Nasze numery
#31-32 #LADOLCEVITA mobile





#31-32 #LADOLCEVITA
Kiedyś spędziłem całą noc z moim kumplami, aktorem i dziennikarzem, dyskutując przy butelce wina o fenomenie kina Felliniego. Kolega aktor wyznał wielokrotnie nieskończoną miłość do „Osiem i pół”, „La Strady” czy właśnie „La Dolce Vita”. Dziennikarz rozwodził się nad urodą włoskich aktorek, a ja mimo kolejnych szklanek przedniego trunku trwałem przy swoim zdaniu. Albowiem Fellini to małmazja smaku, wytworna uczta dla oczu, piękne stroje, plenery, kobiety i zabójczo przystojni dżentelmeni, ale na dłuższą metę z fabuły wieje nudą. Owszem jestem wielkim fanem tej estetyki, kocham królujące u niego pełne seksapilu kobiety. Chciałbym w ciemno przenieść się w lata 60. Tyle że ja bym w tym wszystkim popływał. Rozwinął skrzydła czy mówiąc potocznie – poszalał. Aż się chce tam troszkę porozrabiać. Ta nasza męska dyskusja zmotywowała mnie na tyle mocno, że kino Felliniego zaczęło częściej towarzyszyć mi w wieczornych spotkaniach. Całą redakcją stwierdziliśmy, że połączenie charakterystycznej monotonii filmów mistrza z naszym rockandrollowym duchem to mieszanka co najmniej wybuchowa i warta grzechu. Przed wami zatem „La Dolce Vita” Anno Domini 2011. Nasza rodzima supermodelka Ola Kośka, na co dzień mieszkająca i pracująca w Nowym Jorku, pomogła fotografowi Łukaszowi Ziętkowi w stworzeniu pikantnej sesji okładkowej.

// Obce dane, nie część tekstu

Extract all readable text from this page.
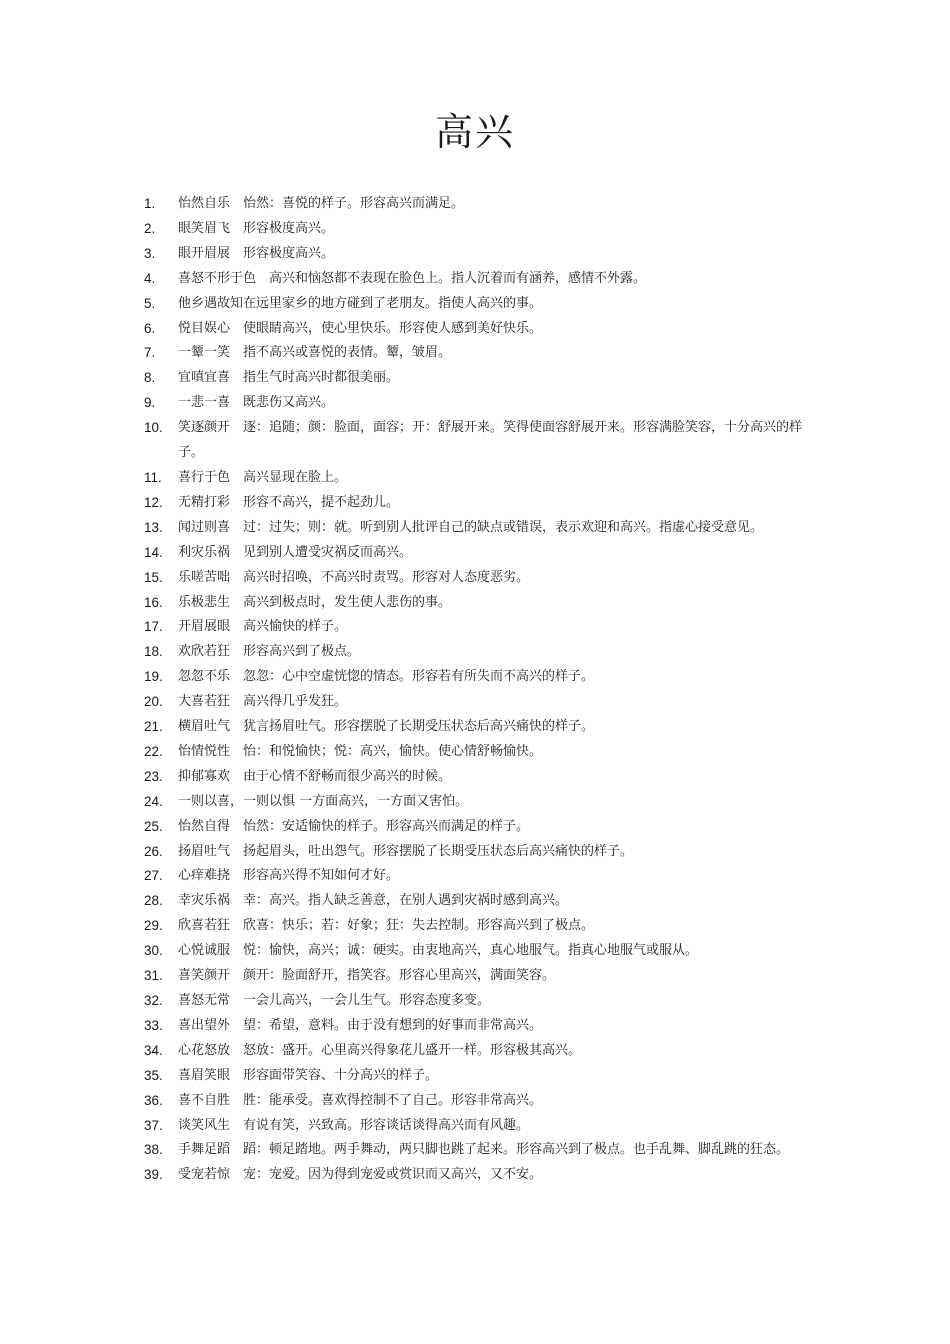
高兴
1. 怡然自乐　怡然：喜悦的样子。形容高兴而满足。
2. 眼笑眉飞　形容极度高兴。
3. 眼开眉展　形容极度高兴。
4. 喜怒不形于色　高兴和恼怒都不表现在脸色上。指人沉着而有涵养，感情不外露。
5. 他乡遇故知在远里家乡的地方碰到了老朋友。指使人高兴的事。
6. 悦目娱心　使眼睛高兴，使心里快乐。形容使人感到美好快乐。
7. 一颦一笑　指不高兴或喜悦的表情。颦，皱眉。
8. 宜嗔宜喜　指生气时高兴时都很美丽。
9. 一悲一喜　既悲伤又高兴。
10. 笑逐颜开　逐：追随；颜：脸面，面容；开：舒展开来。笑得使面容舒展开来。形容满脸笑容，十分高兴的样子。
11. 喜行于色　高兴显现在脸上。
12. 无精打彩　形容不高兴，提不起劲儿。
13. 闻过则喜　过：过失；则：就。听到别人批评自己的缺点或错误，表示欢迎和高兴。指虚心接受意见。
14. 利灾乐祸　见到别人遭受灾祸反而高兴。
15. 乐嗟苦咄　高兴时招唤，不高兴时责骂。形容对人态度恶劣。
16. 乐极悲生　高兴到极点时，发生使人悲伤的事。
17. 开眉展眼　高兴愉快的样子。
18. 欢欣若狂　形容高兴到了极点。
19. 忽忽不乐　忽忽：心中空虚恍惚的情态。形容若有所失而不高兴的样子。
20. 大喜若狂　高兴得几乎发狂。
21. 横眉吐气　犹言扬眉吐气。形容摆脱了长期受压状态后高兴痛快的样子。
22. 怡情悦性　怡：和悦愉快；悦：高兴，愉快。使心情舒畅愉快。
23. 抑郁寡欢　由于心情不舒畅而很少高兴的时候。
24. 一则以喜，一则以惧 一方面高兴，一方面又害怕。
25. 怡然自得　怡然：安适愉快的样子。形容高兴而满足的样子。
26. 扬眉吐气　扬起眉头，吐出怨气。形容摆脱了长期受压状态后高兴痛快的样子。
27. 心痒难挠　形容高兴得不知如何才好。
28. 幸灾乐祸　幸：高兴。指人缺乏善意，在别人遇到灾祸时感到高兴。
29. 欣喜若狂　欣喜：快乐；若：好象；狂：失去控制。形容高兴到了极点。
30. 心悦诚服　悦：愉快，高兴；诚：硬实。由衷地高兴，真心地服气。指真心地服气或服从。
31. 喜笑颜开　颜开：脸面舒开，指笑容。形容心里高兴，满面笑容。
32. 喜怒无常　一会儿高兴，一会儿生气。形容态度多变。
33. 喜出望外　望：希望，意料。由于没有想到的好事而非常高兴。
34. 心花怒放　怒放：盛开。心里高兴得象花儿盛开一样。形容极其高兴。
35. 喜眉笑眼　形容面带笑容、十分高兴的样子。
36. 喜不自胜　胜：能承受。喜欢得控制不了自己。形容非常高兴。
37. 谈笑风生　有说有笑，兴致高。形容谈话谈得高兴而有风趣。
38. 手舞足蹈　蹈：顿足踏地。两手舞动，两只脚也跳了起来。形容高兴到了极点。也手乱舞、脚乱跳的狂态。
39. 受宠若惊　宠：宠爱。因为得到宠爱或赏识而又高兴，又不安。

A także jako muza naszego spotu kinowego. Efekt kontrowersyjny, ale jakże na miejscu. Dalej przywołujemy samego artystę Federico Felliniego. Przypominamy, jak wygląda prawdziwa kobieta. Jakie kształty, styl czy make-up kobiet najbardziej kochamy, czyli włoskie muzy Monica Belluci, Sophia Loren, Monica Vitti. Rozkoszujemy się włoską kuchnią, winem, kawą i oliwą przy muzycznych standardach prosto z Italii. Rozmawiamy o tych pysznościach i całym stylu życia z prawdziwymi piewcami wszystkiego, co z krainy wielkiego buta pochodzi. W naszych „zestawieniach” goszczą Tessa Capponi-Borawska, Ania Kuczyńska i Marcin Kręglicki. A także kultowa vespa, guru dizajnu włoskiego Maurizio Cattelan, świetna piosenkarka Pati Yang w roli muzy Felliniego Anity Eckeberg i dużo dobrej mody „made in Italy”. Nic tylko palce lizać. K MAG w tym numerze gloryfikuje piękno, słońce, prawdziwe kobiety, makarony i pizzę... Oddajmy się tej kulturze. Zapomnijmy się w stylu włoskim. W końcu są wakacje. Jedziemy do Włoch!